Clinton is also benefitting from excellent timing. Obama made campaigns sexy again, opening up the path for her to recruit the young and upwardly mobile. “That’s an enduring post-Obama change,” says Issenberg. “I do not think 12 years ago that people thought working on John Kerry’s or Al Gore’s campaign was cool or interesting. I think the innovation culture around the Obama campaign—which has gotten tons of media attention—[amplified] the idea that the things that happen in political campaigns are innovative and potentially at the cutting edge of fields unrelated to politics.”
Subramaniam agrees. “The campaign is dealing with the hard problems that whet every product manager, designer, and engineer’s appetite,” she says. The analytics team is working with massive data sets to mine for useful insights. The communications team is trying
to get a message across to millions of people about a candidate they will never meet in person. The products team is trying to build websites that appeal to the public and educate them.

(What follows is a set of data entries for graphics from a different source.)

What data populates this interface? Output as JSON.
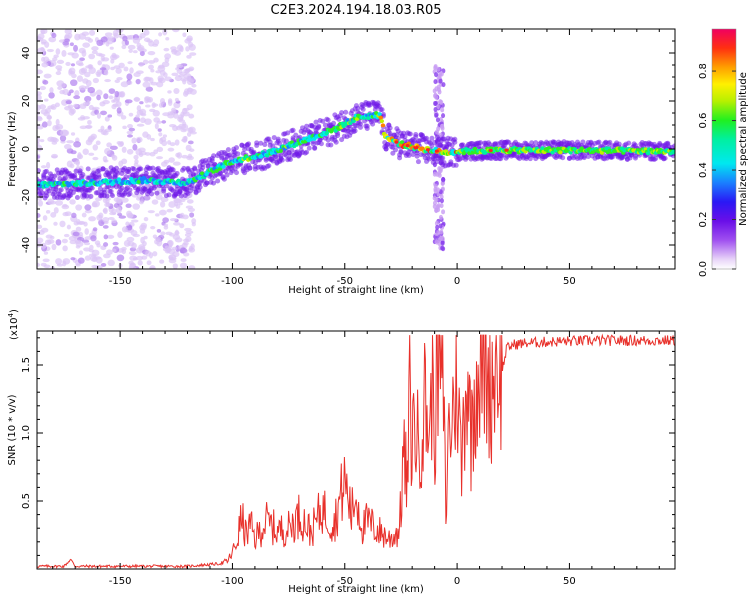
{
  "title": "C2E3.2024.194.18.03.R05",
  "chart_data": [
    {
      "type": "heatmap",
      "xlabel": "Height of straight line (km)",
      "ylabel": "Frequency (Hz)",
      "xlim": [
        -187,
        97
      ],
      "ylim": [
        -50,
        50
      ],
      "xticks": [
        -150,
        -100,
        -50,
        0,
        50
      ],
      "yticks": [
        -40,
        -20,
        0,
        20,
        40
      ],
      "grid": false,
      "colorbar": {
        "label": "Normalized spectral amplitude",
        "range": [
          0,
          0.97
        ],
        "ticks": [
          0.0,
          0.2,
          0.4,
          0.6,
          0.8
        ]
      },
      "ridge": {
        "description_x": [
          -187,
          -160,
          -140,
          -120,
          -100,
          -85,
          -70,
          -55,
          -45,
          -38,
          -34,
          -32,
          -25,
          -15,
          -5,
          0,
          20,
          50,
          97
        ],
        "description_y": [
          -15,
          -14,
          -13,
          -14,
          -5,
          -2,
          3,
          8,
          13,
          14,
          14,
          5,
          2,
          0,
          -1.5,
          -1,
          -0.5,
          -0.5,
          -1
        ]
      }
    },
    {
      "type": "line",
      "xlabel": "Height of straight line (km)",
      "ylabel": "SNR (10 * v/v)",
      "y_multiplier": "(x10",
      "y_multiplier_exp": "4",
      "y_multiplier_close": ")",
      "xlim": [
        -187,
        97
      ],
      "ylim": [
        0,
        1.75
      ],
      "xticks": [
        -150,
        -100,
        -50,
        0,
        50
      ],
      "yticks": [
        0.5,
        1.0,
        1.5
      ],
      "ytick_labels": [
        "0.5",
        "1.0",
        "1.5"
      ],
      "grid": false,
      "color": "#e8302a",
      "series": [
        {
          "x": [
            -187,
            -175,
            -172,
            -170,
            -160,
            -140,
            -120,
            -105,
            -102,
            -100,
            -98,
            -96,
            -94,
            -92,
            -90,
            -85,
            -80,
            -75,
            -70,
            -65,
            -60,
            -55,
            -50,
            -47,
            -45,
            -42,
            -40,
            -35,
            -30,
            -26,
            -25,
            -24,
            -22,
            -21,
            -20,
            -19,
            -18,
            -16,
            -14,
            -12,
            -11,
            -10,
            -8,
            -6,
            -5,
            -4,
            -2,
            0,
            2,
            3,
            5,
            6,
            8,
            10,
            12,
            15,
            18,
            20,
            22,
            25,
            30,
            40,
            60,
            80,
            97
          ],
          "y": [
            0.02,
            0.02,
            0.07,
            0.02,
            0.02,
            0.02,
            0.02,
            0.04,
            0.06,
            0.12,
            0.2,
            0.38,
            0.25,
            0.32,
            0.22,
            0.35,
            0.28,
            0.3,
            0.4,
            0.27,
            0.45,
            0.32,
            0.65,
            0.4,
            0.55,
            0.3,
            0.35,
            0.28,
            0.22,
            0.28,
            0.45,
            0.85,
            0.6,
            1.35,
            0.8,
            1.25,
            0.9,
            1.05,
            1.25,
            0.95,
            1.55,
            1.05,
            1.62,
            1.3,
            0.35,
            0.95,
            1.15,
            1.45,
            0.7,
            1.2,
            1.5,
            0.95,
            1.4,
            1.5,
            1.55,
            1.35,
            1.6,
            1.45,
            1.62,
            1.65,
            1.66,
            1.67,
            1.68,
            1.68,
            1.68
          ]
        }
      ]
    }
  ]
}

But even with these advantages, Koloc still has his work cut out for him. He has to reach a new type of candidate, some of whom don’t even realize the campaign needs their skills. Markham said she didn’t even realize political campaigns hired staff engineers. “I didn’t even know that was on the radar; I’ve never been in politics before, so it wasn’t in my realm of experience,” she says. “When they contacted me, I was shocked, and then really, really excited . . . something like this doesn’t happen very often, the chance to be part of something potentially historic. This is the job you dream of having; you can make such a big impact.”